Presiden Jokowi Gelar Rapat Khusus Terkait Cadangan Devisa Yang Anjlok Rp 150 T

Jakarta, Kabar3.com - Cadangan devisa (Cadev) terus terkuras karena menahan agar nilai tukar rupiah terhadap dolar Amerika Serikat (AS) tidak terus terperosok. Secara year-to-date (YTD), nilai tukar rupiah sudah anjlok 6,29% terhadap dolar AS.

Sejatinya, rupiah bisa jatuh lebih dalam dari yang kita lihat sekarang, jika Bank Indonesia (BI) tidak melakukan intervensi. Rupiah bukan tidak mungkin menyentuh level Rp 15.000/dolar AS kalau intervensi BI tidak dilakukan.

Sebelumnya, BI memang telah menyatakan kesiapannya dalam melakukan intervensi guna menjaga nilai tukar rupiah. Intervensi dari bank sentral sepanjang tahun ini lantas terlihat dari turunnya tingkat cadangan devisa. Sepanjang tahun ini (hingga akhir Juni), cadangan devisa Indonesia telah terkuras hingga US$ 10,4 miliar atau Rp 150,5 triliun.


BI menjelaskan, penurunan cadangan devisa pada Juni 2018 terutama dipengaruhi oleh pembayaran utang luar negeri pemerintah dan stabilisasi nilai tukar rupiah di tengah ketidakpastian pasar keuangan global yang masih tinggi.

Bank sentral memandang cadangan devisa tetap memadai didukung keyakinan terhadap stabilitas dan prospek perekonomian domestik yang tetap baik, serta kinerja ekspor yang tetap positif.

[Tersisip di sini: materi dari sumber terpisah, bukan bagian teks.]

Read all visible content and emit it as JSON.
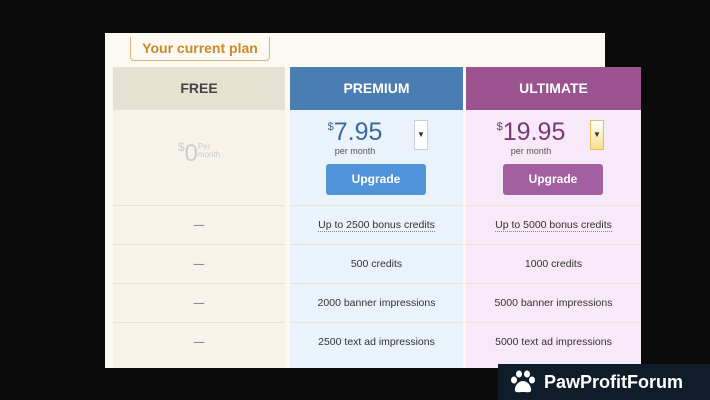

Ke depannya, jika tekanan terhadap rupiah tak kunjung usai sehingga cadangan devisa Indonesia terus terkuras, persepsi investor mengenai Indonesia bisa memburuk lantaran dianggap rentan terhadap risiko-risiko yang ada.

Berikut posisi cadangan devisa sejak 2018 :

  • Januari 2018 : US$ 131,98 miliar
  • Februari 2018 : US$ 128,05 miliar
  • Maret 2018 : US$ 126,003 miliar
  • April 2018 : US$ 124,862 miliar
  • Mei 2018 : US$ 122,914 miliar
  • Juni 2018 : US$ 119,8 miliar
Apabila ditelusuri secara historis, cadangan devisa bulan lalu merupakan yang terendah sejak Januari 2017. Memasuki Januari 2018, cadangan devisa RI sebenarnya mampu meningkat hingga US$ 131,98 miliar, namun kemudian secara konsisten menurun.


Presiden Joko Widodo (Jokowi) siang ini mengadakan rapat terbatas dengan Menteri dan Pejabat Negara lainnya. Ratas khusus kali ini membahas tentang cadangan devisa Indonesia di tengah pelemahan rupiah yang terjadi.

"Situasi negara saat ini butuh dolar. Karena itu saya minta seluruh Kementerian dan Lembaga betul-betul serius tidak ada main-main menghadapi ini. Saya nggak mau lagi bolak balik rapat tapi implementasi nggak berjalan baik," terang Jokowi.